DEG…., dada Teguh tiba-tiba berdebar. Mendengar kata-kata ucup tentang kecelakaan membuatnya gelisah. Dia takut jika sandiwaranya akan terungkap.
Teguh : Terus kamu tanya-tanya tentang tabrakan itu ke winda?
Ucup : Gak tega aku Guh, aku cuman bilang ikut prihatin aja. Aku takut nantinya dia malah makin sedih gara-gara aku terlalu kepo.
Teguh : Oh,,,,,,
Pardi : Kamu kepo banget, Guh? Jangan-jangan yang nabrak kamu itu bapaknya winda lagi?
Ucup : Gak mungkin…., Bapak winda itu kan merantau di kalimantan. Masak nyupirnya disana nabraknya disini?
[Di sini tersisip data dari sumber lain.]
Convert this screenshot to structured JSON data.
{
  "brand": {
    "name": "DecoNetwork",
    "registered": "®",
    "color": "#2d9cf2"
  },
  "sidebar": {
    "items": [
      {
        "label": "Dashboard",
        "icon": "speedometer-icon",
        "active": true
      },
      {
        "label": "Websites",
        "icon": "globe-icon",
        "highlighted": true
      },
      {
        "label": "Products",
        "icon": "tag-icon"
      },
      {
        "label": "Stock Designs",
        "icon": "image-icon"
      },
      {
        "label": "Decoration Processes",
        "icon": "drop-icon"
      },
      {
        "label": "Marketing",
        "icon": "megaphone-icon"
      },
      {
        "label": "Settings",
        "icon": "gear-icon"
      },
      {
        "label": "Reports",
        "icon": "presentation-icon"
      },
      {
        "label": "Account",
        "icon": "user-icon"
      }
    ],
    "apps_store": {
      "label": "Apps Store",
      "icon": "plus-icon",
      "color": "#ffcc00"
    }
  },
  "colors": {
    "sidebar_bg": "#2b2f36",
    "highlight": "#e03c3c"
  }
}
Pardi : Bisa aja kan itu? iya gak Guh?
Teguh : Ya… semoga bukan!
Ucup : Huuu….., ngasal aja kamu di..di…
Teguh penasaran dengan peristiwa tabrakan yang dialami ayah winda. Diapun mencari info tentang peristiwa itu diam-diam. Akhirnya diapun yakin bahwa supir truk waktu itu adalah ayah Winda, gadis yang ditaksir Ucup sejak SMA. Teguhpun sebenarnya kenal dengan Winda meski tak akrab, mungkin hanya sekedar tahu nama dan wajahnya. Rasa menyesal tiba-tiba menyeruak masuk dan membuat Teguh galau. Satu sisi dia menyesal dan malu namun di sisi lain dia merasa takut. Apalagi pakdenya mengacam untuk tidak mengakui dosanya.

***
Esok harinya, Teguh berjalan menyusuri jalan setapak di pinggiran Desa Latarwangi. Kakinya sesekali menendang batu kerikil dan membuang pandangannya secara asal. Hatinya berlayar jauh dari jasadnya menapak. Rasa bersalah dan menyesal terus menggangu hati dan fikirannya. Mungkin dia harus minta maaf pada supir truk itu yang juga adalah ayah temannya sendiri. Dia juga merasa begitu bersalah pada Ucup, sohibnya yang begitu iba pada gadis punjaannya yang telah dia buat menderita. Tidak terbersit sedikitpun niat untuk menyusahkan supir truk itu, dia hanya ingin cari aman. Tapi, malah membuat orang lain menderita. Dia tidak bisa membayangkan jika itu terjadi pada dirinya. Entah kenapa Teguh begitu merindukan ayahnya yang berpulang karena kecelakaan lalu lintas. Kesedihan tiba-tiba merajainya.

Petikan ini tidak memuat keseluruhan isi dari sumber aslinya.